Park City actually has 114 trails, with more than half listed as intermediate, while 31 percent are advanced.

The snow was fine as we schussed under cloudy skies. At times, a pale white sun would barely pierce the cloudy veil, lending a cold, bleak light.

Once again, it was ski down, jump on another empty chairlift and shoot back up to the top. Park City has 16 lifts, including four high-speed 6-packs and three high-speed quads.

The total uphill capacity is 31,000 skiers an hour, which should be tested this Presidents Day weekend with every hotel room booked solid.

But we beat the rush and could ski as much as we wanted. We were often alone on our section of the mountain.

A light snow started and would continue off and on for the rest of the day. Not a heavy Sierra snow, but the light, dry snow that Utah is famous for. Its flakes were just big enough to sting your face if you took off your facemask.

Shooting by a terrain park we saw several boarders trying their luck on the jumps. Park City has three parks, including Eagle superpipe and Merrill minipipe.

Caught some high winds at the summit, but it was fine once you got into the valleys.

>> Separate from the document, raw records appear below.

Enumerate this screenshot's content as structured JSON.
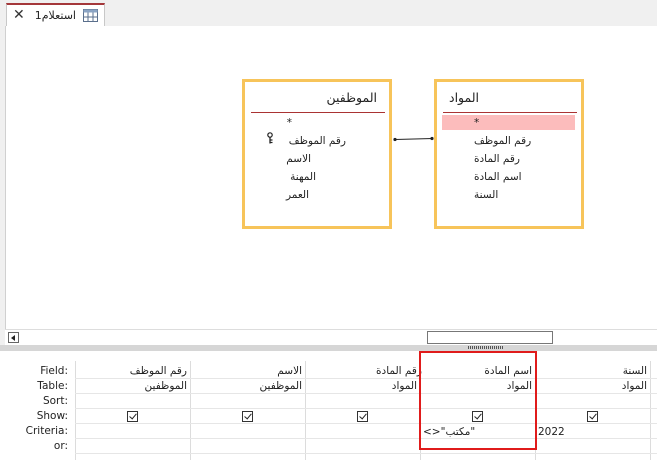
{
  "tab": {
    "label": "استعلام1",
    "icon": "query-icon",
    "close_icon": "close-icon"
  },
  "tables": {
    "employees": {
      "title": "الموظفين",
      "fields": [
        "*",
        "رقم الموظف",
        "الاسم",
        "المهنة",
        "العمر"
      ]
    },
    "subjects": {
      "title": "المواد",
      "fields": [
        "*",
        "رقم الموظف",
        "رقم المادة",
        "اسم المادة",
        "السنة"
      ],
      "selected_index": 0
    }
  },
  "grid": {
    "row_labels": [
      "Field:",
      "Table:",
      "Sort:",
      "Show:",
      "Criteria:",
      "or:"
    ],
    "columns": [
      {
        "field": "رقم الموظف",
        "table": "الموظفين",
        "show": true,
        "criteria": ""
      },
      {
        "field": "الاسم",
        "table": "الموظفين",
        "show": true,
        "criteria": ""
      },
      {
        "field": "رقم المادة",
        "table": "المواد",
        "show": true,
        "criteria": ""
      },
      {
        "field": "اسم المادة",
        "table": "المواد",
        "show": true,
        "criteria": "<>\"مكتب\""
      },
      {
        "field": "السنة",
        "table": "المواد",
        "show": true,
        "criteria": "2022"
      }
    ]
  },
  "colors": {
    "table_border": "#f7c45a",
    "selection": "#fcbcbc",
    "annotation": "#e01b1b",
    "tab_accent": "#a4373a"
  }
}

It turned out to be another great day in our Park City adventure.

Next stop: Deer Valley ski resort

Park City adventure: Sun and fun at Canyons ski resort

By Staff Writer Richard Irwin

Canyons is a huge ski resort on the edge of Park City, Utah. The resort made the top 10 ranking in Ski magazine’s reader resort awards for 2014.

And SnoWonder would have to agree after a great day of skiing on our first stop of our Park City adventure. We couldn’t wait for the lifts to open at 9 a.m. on a slightly overcast morning.

Jumping on the Red Pine Gondola, we were soon halfway up the mountain. After that, it was all down hill, as we shred the groomed runs. The highest peak is the Ninety-Nine 90, which is appropriately 9,990 feet above sea level.

We had a fun day working our way up and down the mountain with the sun finally breaking through for a gorgeous day. The trails were well groomed, letting carve long curves in the snowy surface.

Canyons offers everything from high speed 6-packs to simple double chairlifts. We never found a line at the lifts, allowing us to jump on as soon as we hit bottom.

The slopes were also wide open this week before Presidents Day. Often we were the only skiers in sight.

The resort even breaks down the runs more than most ski resorts. Canyons designates double greens for advanced beginners, as well as double greens for advanced intermediate. This helps take the guesswork out of picking a trail.

We especially liked The Aspens with its nice mix of intermediate and advanced ski runs. We steered clear of Condor Woods with more than a dozen double black diamond trails. Yes, these are for experts only.

We were pretty beat by 3 p.m. on the first day of our Park City adventure. That was fine because the lifts close at 4 p.m.

It was a great start to our tour of the ski resorts in this section of Utah. We’ll have a feature story with more details when we get back to Los Angeles.

Join us tomorrow when we explore Park City ski resort.

SnoWonder visits Park City, Utah, for a week of skiing and snowboarding

Join SnoWonder reporter Rich Irwin as he explores the wonderful ski resorts at Park City, Utah. Rich will visit a different ski resort every day and give us the latest news on these great ski destinations.

Park City is less than an hour away from Salt Lake City Airport, which has many nonstop flights from LAX. Skiers can be in Utah in an little over an hour, then on the slopes an hour after that.

You don’t even need to rent a car since Park City has a massive public transit system that will get around town in a hurry. So leave the car at home, jump on an airport shuttle to Park City and use the free buses.

The resorts got a good dump of snow shortly before we arrived, so we expect some great skiing. More snow is on the way, so we’ll let you know about conditions as they develop.

We’ll even check out some apre ski sites as well as the many restaurants that fill this old mining town.